Another issue is lack of access to technology (such as on reservations and remote areas in Alaska) which prevents teens from accessing chat lines or hotlines.

In the current social climate abuse amongst teenagers often manifests itself primarily as coercive control and through digital or electronic mechanisms.

These forms of abuse are often challenging to identify because they are extremely normalized in society and at the same time, inherently more private.

Because young people have grown up with technology, many are more comfortable communicating in writing than via phone.

Providers aiming to serve young people would be well-served to offer chat services in addition to traditional phone-based hotlines.

Additionally, many teen and adult victims alike experience abuse which intersects with discrimination and institutional biases based on race, culture, religion, sexual orientation, gender identity, immigration status, and language barriers among others, that make abuse harder to overcome and create additional challenges to receiving desperately needed services.

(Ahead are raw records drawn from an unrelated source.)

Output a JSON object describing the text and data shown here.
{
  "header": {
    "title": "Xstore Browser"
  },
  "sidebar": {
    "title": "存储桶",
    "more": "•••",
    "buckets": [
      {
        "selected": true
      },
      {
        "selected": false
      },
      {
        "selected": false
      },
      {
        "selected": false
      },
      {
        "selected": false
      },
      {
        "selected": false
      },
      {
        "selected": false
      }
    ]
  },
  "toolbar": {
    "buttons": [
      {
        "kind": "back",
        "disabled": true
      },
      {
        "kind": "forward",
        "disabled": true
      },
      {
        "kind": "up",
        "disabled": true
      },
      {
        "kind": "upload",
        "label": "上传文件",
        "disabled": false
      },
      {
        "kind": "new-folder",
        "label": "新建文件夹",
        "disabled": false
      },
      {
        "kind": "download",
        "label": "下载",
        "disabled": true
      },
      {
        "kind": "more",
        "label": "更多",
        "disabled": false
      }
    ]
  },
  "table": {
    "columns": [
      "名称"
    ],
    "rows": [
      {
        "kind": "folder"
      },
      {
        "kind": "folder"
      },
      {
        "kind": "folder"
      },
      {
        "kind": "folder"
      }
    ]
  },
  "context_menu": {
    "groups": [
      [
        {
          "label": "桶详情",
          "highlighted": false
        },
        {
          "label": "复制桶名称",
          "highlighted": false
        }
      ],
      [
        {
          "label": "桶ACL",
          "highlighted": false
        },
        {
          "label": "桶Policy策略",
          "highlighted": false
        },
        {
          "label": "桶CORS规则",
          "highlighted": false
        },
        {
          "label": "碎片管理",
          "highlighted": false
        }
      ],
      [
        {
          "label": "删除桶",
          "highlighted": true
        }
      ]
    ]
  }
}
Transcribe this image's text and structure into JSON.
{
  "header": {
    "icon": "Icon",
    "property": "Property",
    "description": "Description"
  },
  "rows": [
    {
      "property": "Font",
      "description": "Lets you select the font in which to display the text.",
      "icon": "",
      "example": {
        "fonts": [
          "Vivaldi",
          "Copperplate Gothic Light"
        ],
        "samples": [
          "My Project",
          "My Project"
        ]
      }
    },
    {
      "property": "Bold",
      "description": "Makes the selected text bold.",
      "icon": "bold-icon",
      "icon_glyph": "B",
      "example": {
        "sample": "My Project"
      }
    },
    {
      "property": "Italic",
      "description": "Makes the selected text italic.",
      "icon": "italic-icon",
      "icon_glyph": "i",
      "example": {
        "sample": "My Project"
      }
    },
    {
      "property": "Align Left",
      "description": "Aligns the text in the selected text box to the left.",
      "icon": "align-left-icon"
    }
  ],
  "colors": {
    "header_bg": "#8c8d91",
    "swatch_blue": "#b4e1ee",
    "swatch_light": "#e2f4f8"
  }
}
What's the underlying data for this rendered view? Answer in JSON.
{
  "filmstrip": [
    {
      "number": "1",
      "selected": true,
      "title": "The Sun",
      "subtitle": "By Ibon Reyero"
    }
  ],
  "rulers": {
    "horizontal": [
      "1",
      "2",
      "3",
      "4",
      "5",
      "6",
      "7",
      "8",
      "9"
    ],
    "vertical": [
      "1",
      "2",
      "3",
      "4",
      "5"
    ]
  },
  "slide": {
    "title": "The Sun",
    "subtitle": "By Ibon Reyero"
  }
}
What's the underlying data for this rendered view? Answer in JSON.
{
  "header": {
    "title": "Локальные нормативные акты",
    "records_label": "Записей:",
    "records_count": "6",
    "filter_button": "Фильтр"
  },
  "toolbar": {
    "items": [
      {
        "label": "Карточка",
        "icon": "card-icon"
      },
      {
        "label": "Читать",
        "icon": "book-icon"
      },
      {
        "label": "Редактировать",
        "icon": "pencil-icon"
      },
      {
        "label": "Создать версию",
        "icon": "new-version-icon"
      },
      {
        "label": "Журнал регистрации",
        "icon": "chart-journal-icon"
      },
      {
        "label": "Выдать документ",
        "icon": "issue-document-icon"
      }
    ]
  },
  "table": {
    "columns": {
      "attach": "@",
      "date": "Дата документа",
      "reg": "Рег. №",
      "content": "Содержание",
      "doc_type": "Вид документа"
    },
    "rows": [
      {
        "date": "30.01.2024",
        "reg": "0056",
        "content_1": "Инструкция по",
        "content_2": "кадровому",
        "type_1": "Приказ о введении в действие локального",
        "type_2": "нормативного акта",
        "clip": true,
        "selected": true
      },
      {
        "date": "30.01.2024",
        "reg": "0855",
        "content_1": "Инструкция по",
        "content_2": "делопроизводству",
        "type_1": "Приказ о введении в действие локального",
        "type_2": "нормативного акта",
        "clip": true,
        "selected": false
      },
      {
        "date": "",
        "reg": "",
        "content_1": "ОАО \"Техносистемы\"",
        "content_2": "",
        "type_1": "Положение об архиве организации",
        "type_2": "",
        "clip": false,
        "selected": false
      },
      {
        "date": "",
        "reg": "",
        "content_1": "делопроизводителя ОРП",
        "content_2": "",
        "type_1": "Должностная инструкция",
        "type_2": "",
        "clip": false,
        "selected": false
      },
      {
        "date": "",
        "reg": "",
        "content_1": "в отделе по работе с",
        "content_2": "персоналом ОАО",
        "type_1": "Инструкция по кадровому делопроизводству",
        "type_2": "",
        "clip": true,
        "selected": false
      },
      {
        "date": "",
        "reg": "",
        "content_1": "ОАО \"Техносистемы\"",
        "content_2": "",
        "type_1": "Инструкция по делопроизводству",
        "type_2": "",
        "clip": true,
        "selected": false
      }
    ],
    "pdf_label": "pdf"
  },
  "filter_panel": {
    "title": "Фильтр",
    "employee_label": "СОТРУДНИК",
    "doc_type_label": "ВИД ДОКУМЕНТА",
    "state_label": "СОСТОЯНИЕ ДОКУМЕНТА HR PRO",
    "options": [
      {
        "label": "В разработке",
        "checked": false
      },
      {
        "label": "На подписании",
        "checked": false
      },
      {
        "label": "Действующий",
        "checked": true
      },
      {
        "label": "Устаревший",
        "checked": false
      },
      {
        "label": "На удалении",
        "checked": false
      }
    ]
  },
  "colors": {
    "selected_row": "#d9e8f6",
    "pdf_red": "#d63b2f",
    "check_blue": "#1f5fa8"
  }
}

These are important gaps which could benefit from additional resource development and technical assistance.

It is important to note the language used by teens when talking about their romantic or intimate relationships may be unfamiliar to adults, including parents and service providers.

Service Providers Current services provided by domestic violence organizations or outreach programs have been identified as difficult to access or utilize by teens who are not sure where to go for support.

Barriers cited include organizational operating hours, legal and confidentiality issues, access points, and lack of teen-specific services.